Agile Project Management Deliverables
While every framework varies in both process and timeliness of reporting, they all share many deliverables:
Product Vision Statements
The long-term vision and solutions the product will provide.
Product Roadmap
A product’s vision is only as valuable as its roadmap, which identifies how and when the project will be taken from the planning stages through its development to reach the market.
Product Backlog
Keeping track of new features, changes to existing features, bug fixes, infrastructure changes and all other adjustments is crucial to the continued success and development of the product.
Release Plan
Mapping out the specifics of how a product will reach the market and how users will interact with it is crucial knowledge for stakeholders.
Increment
Before a product can be released, an increment must first be created. Increments compile all changes in a backlog to create a working version to present to stakeholders for feedback. Increments can then be released, revised or presented again.

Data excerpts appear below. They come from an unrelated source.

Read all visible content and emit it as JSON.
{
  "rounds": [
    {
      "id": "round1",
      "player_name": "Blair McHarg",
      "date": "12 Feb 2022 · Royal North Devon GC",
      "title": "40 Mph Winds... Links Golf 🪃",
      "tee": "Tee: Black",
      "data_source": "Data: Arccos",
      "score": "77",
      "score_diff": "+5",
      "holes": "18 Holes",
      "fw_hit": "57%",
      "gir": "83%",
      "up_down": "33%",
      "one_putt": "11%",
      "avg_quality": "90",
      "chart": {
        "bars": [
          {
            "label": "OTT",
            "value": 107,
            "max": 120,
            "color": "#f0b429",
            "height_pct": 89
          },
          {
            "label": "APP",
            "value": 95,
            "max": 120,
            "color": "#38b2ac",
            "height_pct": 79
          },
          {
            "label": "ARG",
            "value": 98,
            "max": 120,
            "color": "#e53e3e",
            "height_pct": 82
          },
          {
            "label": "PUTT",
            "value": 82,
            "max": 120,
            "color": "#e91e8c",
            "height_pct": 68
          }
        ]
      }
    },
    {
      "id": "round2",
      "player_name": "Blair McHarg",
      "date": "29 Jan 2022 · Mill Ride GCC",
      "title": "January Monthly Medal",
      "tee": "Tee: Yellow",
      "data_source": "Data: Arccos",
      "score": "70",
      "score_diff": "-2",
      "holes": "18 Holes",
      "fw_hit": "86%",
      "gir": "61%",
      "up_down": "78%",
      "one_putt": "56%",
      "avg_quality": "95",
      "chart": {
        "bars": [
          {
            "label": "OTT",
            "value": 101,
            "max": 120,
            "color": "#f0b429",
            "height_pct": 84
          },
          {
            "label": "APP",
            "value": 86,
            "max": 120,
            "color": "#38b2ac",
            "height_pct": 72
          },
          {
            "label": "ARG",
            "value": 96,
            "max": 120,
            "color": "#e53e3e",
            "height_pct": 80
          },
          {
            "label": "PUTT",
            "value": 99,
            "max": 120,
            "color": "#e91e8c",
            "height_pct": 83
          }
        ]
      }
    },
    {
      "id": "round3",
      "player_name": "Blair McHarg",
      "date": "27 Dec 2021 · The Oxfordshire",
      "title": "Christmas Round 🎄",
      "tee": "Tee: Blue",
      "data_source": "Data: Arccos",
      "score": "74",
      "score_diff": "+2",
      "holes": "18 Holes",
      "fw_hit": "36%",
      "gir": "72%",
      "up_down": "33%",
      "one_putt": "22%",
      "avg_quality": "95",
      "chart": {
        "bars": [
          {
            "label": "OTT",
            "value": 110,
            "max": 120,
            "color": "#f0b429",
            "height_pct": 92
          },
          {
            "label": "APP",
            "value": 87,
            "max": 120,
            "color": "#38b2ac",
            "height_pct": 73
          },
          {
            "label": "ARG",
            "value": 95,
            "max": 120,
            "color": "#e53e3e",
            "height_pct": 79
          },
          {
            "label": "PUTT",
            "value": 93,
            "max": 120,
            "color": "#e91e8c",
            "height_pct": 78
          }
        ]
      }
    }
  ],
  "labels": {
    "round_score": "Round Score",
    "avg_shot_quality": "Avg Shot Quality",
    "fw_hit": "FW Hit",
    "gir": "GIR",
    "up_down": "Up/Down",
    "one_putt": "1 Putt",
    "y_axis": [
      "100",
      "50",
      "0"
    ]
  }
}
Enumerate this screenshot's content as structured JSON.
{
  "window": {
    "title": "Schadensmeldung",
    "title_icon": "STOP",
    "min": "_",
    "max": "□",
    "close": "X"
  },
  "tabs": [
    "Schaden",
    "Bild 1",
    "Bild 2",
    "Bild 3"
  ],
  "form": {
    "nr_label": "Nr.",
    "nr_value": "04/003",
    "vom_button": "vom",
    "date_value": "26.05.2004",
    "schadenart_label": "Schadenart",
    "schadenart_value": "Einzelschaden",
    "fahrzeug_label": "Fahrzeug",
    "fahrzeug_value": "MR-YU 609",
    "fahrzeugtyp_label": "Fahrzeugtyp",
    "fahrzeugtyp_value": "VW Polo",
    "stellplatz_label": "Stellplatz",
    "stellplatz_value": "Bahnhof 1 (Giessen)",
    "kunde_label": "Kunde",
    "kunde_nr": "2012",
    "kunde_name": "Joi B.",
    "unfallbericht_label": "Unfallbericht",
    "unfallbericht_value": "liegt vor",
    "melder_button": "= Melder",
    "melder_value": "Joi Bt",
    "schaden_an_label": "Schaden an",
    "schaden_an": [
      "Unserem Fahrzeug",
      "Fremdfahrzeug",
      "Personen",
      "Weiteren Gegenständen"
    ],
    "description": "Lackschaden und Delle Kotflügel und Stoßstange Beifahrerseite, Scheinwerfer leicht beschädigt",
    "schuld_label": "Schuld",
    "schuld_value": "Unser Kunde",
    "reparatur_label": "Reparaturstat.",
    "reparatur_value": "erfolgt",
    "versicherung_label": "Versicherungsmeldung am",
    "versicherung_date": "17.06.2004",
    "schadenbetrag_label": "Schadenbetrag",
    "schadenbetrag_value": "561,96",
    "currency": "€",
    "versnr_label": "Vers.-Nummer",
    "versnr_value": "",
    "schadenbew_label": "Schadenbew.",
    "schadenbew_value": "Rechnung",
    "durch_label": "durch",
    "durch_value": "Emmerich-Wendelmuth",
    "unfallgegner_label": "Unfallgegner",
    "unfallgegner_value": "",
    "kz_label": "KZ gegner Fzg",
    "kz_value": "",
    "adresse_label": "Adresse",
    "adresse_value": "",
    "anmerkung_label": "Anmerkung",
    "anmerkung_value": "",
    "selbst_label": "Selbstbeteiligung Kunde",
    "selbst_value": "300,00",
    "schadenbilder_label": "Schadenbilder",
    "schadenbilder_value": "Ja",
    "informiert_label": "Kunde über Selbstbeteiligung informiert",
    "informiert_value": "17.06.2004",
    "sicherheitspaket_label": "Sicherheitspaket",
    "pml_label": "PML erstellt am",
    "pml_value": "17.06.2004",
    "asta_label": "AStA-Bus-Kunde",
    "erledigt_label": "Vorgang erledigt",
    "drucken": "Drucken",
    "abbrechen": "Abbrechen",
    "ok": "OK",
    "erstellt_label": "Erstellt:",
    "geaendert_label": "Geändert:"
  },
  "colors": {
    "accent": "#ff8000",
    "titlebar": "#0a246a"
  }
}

Agile is only truly effective if all team members are actively involved in the process and the framework is consistently followed. These tools and best practices can help teams stay on track throughout their development cycle and ensure products reach the market both swiftly and successfully:
Customer Collaboration
As a core value stated in the Agile Manifesto, customer collaboration is at the heart of every Agile project. Ensuring the development team has a clear understanding of the customer’s needs and feedback leads to products that are significantly more useful at launch.
Continuous Integration
Keeping code up to date can be accomplished by producing error-free builds throughout the day, enabling product delivery at any point in time.
Pair Programming
Pair programming is when two programmers work on a single project with the goal to reduce bugs, enhance designs and encourage knowledge-sharing. One programmer takes on the role of the "driver" while the other "navigates" by providing feedback, watching and learning.
Burndown Charts
A burndown chart displays the amount of work to be done versus the time left to complete. This representation leads to better project forecasting and ensures that all team members are aware of upcoming workloads.
Code Review
Allowing team members to review their peers' work can foster an environment of appreciation while reducing the number of mistakes brought to an Increment, leading to accelerated and streamlined project timelines.
How to Get Started With Agile: Resources
Getting started with Agile may sound daunting, as it typically requires a shift in how your team or company approaches work. But implementing Agile can often lead to better results overall.
The first step of incorporating Agile is to get key stakeholders and teams all on the same page. Agile can’t work if all teams aren’t using the methodology.
Choosing the right Agile framework for your organization is a crucial part of implementing it successfully. Whether Scrum, Kanban or another framework is ultimately chosen, it’s best to stick with it. If you switch too often between Scrum and Lean, for example, your team might not be able to tap into the benefits of either.
Above all, teams should prepare to adjust to the new way of working, staying on the lookout for common Agile mistakes to avoid.